Tao Lina, a public health expert and former official with the Shanghai Center for Disease Control and Prevention, said, "I think we are [now] quite capable of killing it in the beginning phase, given China's disease control system, emergency handling capacity and clinical medicine support." No human-to-human infection had been reported so far and more pathological tests and investigations were underway, an official said.

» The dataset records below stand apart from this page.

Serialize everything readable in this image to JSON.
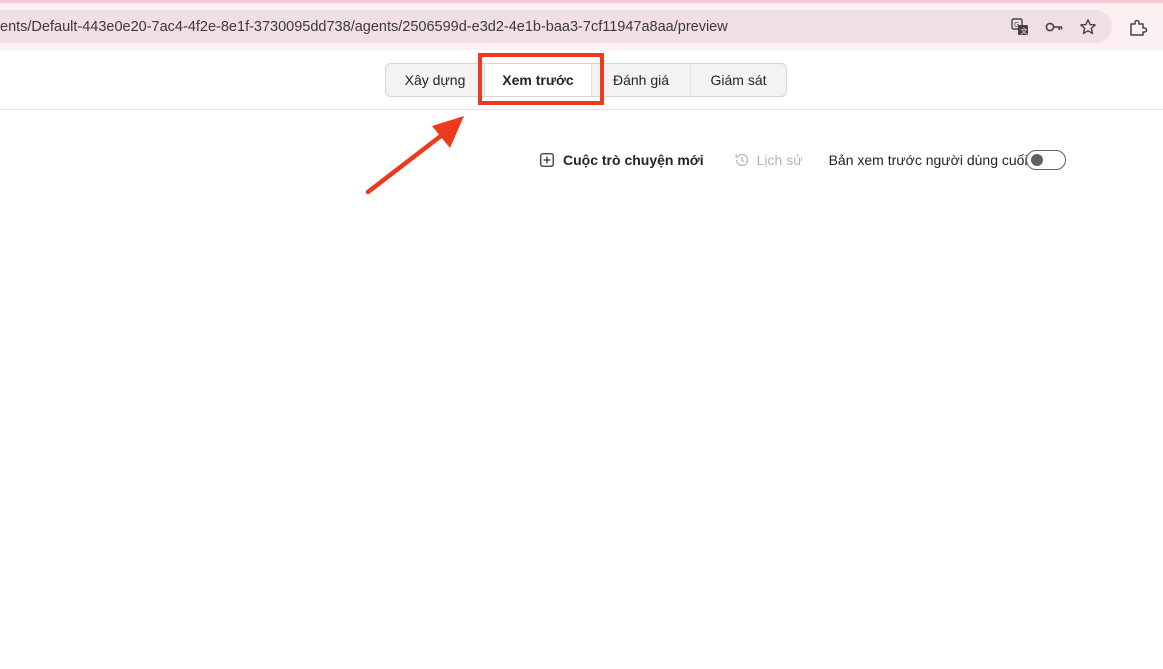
{
  "browser": {
    "url": "ents/Default-443e0e20-7ac4-4f2e-8e1f-3730095dd738/agents/2506599d-e3d2-4e1b-baa3-7cf11947a8aa/preview",
    "icons": [
      "translate-icon",
      "key-icon",
      "star-icon",
      "extensions-icon"
    ]
  },
  "tabs": [
    {
      "label": "Xây dựng"
    },
    {
      "label": "Xem trước",
      "selected": true
    },
    {
      "label": "Đánh giá"
    },
    {
      "label": "Giám sát"
    }
  ],
  "toolbar": {
    "new_chat_label": "Cuộc trò chuyện mới",
    "history_label": "Lịch sử",
    "end_user_preview_label": "Bản xem trước người dùng cuối",
    "end_user_preview_on": false
  },
  "annotation": {
    "highlight_color": "#ee3a1c"
  }
}
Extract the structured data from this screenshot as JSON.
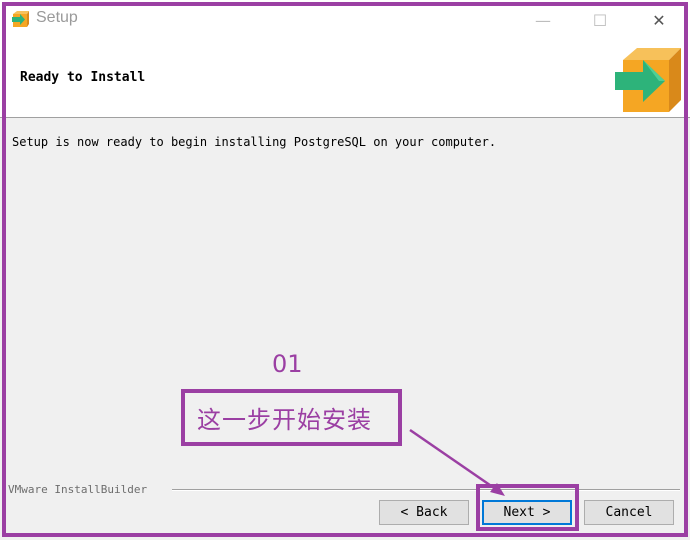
{
  "window": {
    "title": "Setup",
    "app_icon": "setup-arrow-box-icon",
    "controls": {
      "minimize": "—",
      "maximize": "☐",
      "close": "✕"
    }
  },
  "header": {
    "title": "Ready to Install",
    "logo": "install-box-arrow-icon"
  },
  "main": {
    "message": "Setup is now ready to begin installing PostgreSQL on your computer."
  },
  "annotation": {
    "step_number": "01",
    "text": "这一步开始安装",
    "color": "#9b3fa3"
  },
  "footer": {
    "brand": "VMware InstallBuilder",
    "buttons": {
      "back": "< Back",
      "next": "Next >",
      "cancel": "Cancel"
    }
  },
  "colors": {
    "accent_outline": "#9b3fa3",
    "focus_blue": "#0078d7",
    "logo_orange": "#f5a623",
    "logo_green": "#2db37a"
  }
}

The World Health Organization office in China picked up the media statement from the website of the Wuhan Municipal Health Commission on cases of viral pneumonia. The WHO China office then notified the WHO Western Pacific Regional Office about the notice from the Wuhan government.

The US CDC claimed to have "first learned of a 'cluster of 27 cases of pneumonia'" in Wuhan on this day.

The Taiwan Centers for Disease Control (CDC) implemented inspection measures for inbound flights from Wuhan. Deputy director Luo Yi-jun raised the alarm with his colleagues after reading about the outbreak on the PTT Bulletin Board System. Taiwan would end up having fewer than 500 total COVID-19 cases until September 2020.